Na estrada, as motas que transportam uma família composta por quatro ou cinco pessoas com a naturalidade de um carro familiar e que, para além das pessoas, fazem o transporte, de uma forma completamente inexplicável (por mim) de televisões, portas, canos, colchões, ou seja, de todos os materiais possíveis e imaginários que fazem parte do nosso quotidiano.

Para além das motas, os transportes públicos: as microletes lentas, coloridas, com muita música e as angunas (tipo carrinha de caixa aberta), que transportam dezenas de pessoas sem qualquer protecção.

São tantas as coisas boas para recordar, mas também há muitas coisas negativas que falarei numa outra altura. No entanto, hoje, não posso deixar de referir o dia 4 de Abril em que Timor Leste, já enfrentando um preocupante surto de Covid-19, foi atingido por inundações e deslizamentos de terra devastadores, provocando um grande número de mortes, destruindo estradas, pontes e casas.

E, depois de ver que o texto já vai extenso, desculpem-me pelo atrevimento, mas ainda irei falar brevemente do tema que mais me impressionou nos últimos dias por toda a cidade de Díli: o amor dos timorenses pela selecção portuguesa.

No início do Euro 2020, as bandeiras de Portugal multiplicaram-se nas ruas da cidade, como noutros pontos do país, manifestando o amplo apoio à selecção portuguesa. Nunca irei conseguir transmitir por palavras o sentimento, a euforia e a ansiedade vividos antes, durante e depois dos jogos da selecção.  Mesmo com a cidade em suposto confinamento, caravanas de carros e motas, com bandeiras de Portugal, a buzinar e a gritar “vivas a Portugal” ou a sua versão mais curta “Portu”, enchiam as ruas de Díli.

Fiquei a saber que muitos transformam o apoio em apostas, que, apesar das carências da maioria da população, chegam aos milhares de dólares, num país onde o salário mínimo ainda é de 115 dólares por mês. Outros aproveitam para fazer negócio, nomeadamente a venda de bandeiras nas ruas — Portugal, Alemanha e Itália são as dominante. Disse-me um taxista que a bandeira portuguesa é vendida por dez dólares e as das restantes selecções por três ou quatro dólares.

Senti-me envergonhada quando, um dia, ao sair de casa, de manhã, vejo uma bandeira enorme de Portugal no meu quintal que foi colocada pelos vizinhos timorenses e eu nada ... As bandeiras estão hasteadas em portões, em casas e até em árvores, confirmando o apoio que a selecção nacional tem no país.

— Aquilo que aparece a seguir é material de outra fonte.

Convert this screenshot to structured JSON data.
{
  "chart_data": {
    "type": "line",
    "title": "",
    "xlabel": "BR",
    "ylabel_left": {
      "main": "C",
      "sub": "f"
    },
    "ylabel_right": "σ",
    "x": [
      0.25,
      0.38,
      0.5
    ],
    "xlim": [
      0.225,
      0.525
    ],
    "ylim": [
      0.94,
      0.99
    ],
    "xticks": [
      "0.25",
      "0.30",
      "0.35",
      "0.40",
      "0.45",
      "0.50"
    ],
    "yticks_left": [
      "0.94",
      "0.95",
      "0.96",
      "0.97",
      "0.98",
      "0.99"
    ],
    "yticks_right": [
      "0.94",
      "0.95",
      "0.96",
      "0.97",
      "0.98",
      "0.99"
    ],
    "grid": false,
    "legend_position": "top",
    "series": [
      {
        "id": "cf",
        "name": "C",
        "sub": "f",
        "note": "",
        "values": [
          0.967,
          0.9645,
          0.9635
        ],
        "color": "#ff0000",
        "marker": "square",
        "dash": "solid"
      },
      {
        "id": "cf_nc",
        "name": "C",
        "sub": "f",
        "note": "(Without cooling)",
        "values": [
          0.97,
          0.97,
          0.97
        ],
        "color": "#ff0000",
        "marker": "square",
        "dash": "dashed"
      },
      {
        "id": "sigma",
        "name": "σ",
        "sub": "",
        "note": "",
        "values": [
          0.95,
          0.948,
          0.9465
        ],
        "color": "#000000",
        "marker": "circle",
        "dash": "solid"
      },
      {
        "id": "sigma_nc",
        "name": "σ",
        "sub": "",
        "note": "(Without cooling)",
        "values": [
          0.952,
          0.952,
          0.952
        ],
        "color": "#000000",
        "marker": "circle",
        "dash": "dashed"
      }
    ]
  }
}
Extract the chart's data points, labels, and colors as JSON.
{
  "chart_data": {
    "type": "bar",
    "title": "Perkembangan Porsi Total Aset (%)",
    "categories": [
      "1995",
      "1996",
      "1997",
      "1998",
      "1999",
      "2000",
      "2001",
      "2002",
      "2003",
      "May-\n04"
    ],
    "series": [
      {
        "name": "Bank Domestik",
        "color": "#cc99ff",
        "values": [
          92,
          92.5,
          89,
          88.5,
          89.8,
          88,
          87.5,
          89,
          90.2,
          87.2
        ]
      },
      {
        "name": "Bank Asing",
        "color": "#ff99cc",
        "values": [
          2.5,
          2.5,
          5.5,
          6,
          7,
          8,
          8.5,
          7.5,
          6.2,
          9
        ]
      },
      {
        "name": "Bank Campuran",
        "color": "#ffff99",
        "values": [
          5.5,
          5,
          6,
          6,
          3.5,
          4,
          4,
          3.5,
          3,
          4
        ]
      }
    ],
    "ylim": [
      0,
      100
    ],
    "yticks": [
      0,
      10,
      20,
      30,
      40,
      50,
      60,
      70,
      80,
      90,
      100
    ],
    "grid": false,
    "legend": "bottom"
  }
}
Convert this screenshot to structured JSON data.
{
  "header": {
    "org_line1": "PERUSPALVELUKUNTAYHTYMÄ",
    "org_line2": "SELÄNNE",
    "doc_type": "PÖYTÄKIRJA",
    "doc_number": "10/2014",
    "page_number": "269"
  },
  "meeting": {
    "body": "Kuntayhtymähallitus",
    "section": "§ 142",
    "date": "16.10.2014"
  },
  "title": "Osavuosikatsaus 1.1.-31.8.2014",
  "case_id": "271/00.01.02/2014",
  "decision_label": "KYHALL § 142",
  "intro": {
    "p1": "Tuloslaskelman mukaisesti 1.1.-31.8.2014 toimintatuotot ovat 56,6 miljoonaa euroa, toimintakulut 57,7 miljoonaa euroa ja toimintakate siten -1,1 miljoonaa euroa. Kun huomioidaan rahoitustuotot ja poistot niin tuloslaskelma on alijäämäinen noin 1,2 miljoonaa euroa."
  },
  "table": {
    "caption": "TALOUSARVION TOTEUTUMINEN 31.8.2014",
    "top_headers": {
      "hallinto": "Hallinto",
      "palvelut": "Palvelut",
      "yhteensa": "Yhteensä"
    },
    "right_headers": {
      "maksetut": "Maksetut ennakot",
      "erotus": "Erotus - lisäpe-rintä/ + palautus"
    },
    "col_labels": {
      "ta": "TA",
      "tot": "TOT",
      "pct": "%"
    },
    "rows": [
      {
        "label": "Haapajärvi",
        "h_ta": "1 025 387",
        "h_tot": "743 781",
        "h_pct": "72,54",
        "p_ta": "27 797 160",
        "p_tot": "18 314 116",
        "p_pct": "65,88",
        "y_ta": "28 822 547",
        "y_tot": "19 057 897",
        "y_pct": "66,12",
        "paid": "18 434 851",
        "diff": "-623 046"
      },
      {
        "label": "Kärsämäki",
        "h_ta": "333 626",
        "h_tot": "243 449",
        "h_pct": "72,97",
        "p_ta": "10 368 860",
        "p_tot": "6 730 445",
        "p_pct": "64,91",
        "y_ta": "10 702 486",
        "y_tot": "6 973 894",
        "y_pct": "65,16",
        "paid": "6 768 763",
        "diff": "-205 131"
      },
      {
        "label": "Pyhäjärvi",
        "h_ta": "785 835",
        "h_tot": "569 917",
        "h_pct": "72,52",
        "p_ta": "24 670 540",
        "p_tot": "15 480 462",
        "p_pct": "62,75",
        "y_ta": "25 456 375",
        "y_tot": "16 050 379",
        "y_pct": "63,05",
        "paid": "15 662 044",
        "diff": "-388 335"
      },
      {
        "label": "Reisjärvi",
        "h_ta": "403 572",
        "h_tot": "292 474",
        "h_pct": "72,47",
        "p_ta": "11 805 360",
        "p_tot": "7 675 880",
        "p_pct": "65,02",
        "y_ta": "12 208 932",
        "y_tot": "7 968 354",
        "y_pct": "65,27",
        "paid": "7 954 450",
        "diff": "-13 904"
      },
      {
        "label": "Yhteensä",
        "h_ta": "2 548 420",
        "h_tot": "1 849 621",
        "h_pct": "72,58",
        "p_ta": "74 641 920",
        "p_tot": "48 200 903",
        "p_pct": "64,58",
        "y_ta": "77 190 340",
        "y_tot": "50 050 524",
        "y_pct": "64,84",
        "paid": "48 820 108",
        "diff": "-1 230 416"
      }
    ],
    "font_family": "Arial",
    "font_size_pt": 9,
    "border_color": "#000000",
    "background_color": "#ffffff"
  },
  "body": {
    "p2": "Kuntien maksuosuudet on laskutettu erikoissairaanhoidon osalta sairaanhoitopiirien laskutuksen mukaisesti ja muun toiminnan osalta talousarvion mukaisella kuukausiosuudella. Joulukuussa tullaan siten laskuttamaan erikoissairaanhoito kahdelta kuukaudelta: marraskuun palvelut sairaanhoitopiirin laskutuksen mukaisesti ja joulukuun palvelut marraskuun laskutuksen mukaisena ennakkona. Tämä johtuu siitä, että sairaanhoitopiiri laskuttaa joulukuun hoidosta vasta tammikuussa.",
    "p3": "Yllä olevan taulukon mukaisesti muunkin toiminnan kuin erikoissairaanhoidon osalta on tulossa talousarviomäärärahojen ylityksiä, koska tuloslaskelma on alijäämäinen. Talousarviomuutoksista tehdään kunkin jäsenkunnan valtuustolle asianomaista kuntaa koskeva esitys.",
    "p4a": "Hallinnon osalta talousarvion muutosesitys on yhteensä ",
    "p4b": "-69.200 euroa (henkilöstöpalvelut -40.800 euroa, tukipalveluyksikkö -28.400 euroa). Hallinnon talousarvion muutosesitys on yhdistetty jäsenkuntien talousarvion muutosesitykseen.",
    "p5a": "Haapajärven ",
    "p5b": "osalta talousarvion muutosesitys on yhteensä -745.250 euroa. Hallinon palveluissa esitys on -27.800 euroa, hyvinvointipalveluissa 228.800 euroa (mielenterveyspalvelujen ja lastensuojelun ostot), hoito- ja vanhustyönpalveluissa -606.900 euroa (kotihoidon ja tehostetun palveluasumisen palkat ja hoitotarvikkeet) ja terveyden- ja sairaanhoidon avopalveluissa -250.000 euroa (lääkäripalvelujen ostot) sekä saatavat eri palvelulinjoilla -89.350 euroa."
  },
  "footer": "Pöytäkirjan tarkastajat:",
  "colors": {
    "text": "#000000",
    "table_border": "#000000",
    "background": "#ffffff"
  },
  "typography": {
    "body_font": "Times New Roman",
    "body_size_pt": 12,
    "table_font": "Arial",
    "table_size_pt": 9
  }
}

Não dormem os timorenses, não dormem os portugueses. A festa é total e a tristeza é muito grande no momento da derrota.

Não me senti em Portugal, pois apesar de no meu país se viver de forma entusiástica os jogos da selecção, nunca vi ou senti tanto orgulho e tanta confiança como em Díli. Eu era uma portuguesa insignificante entre eles.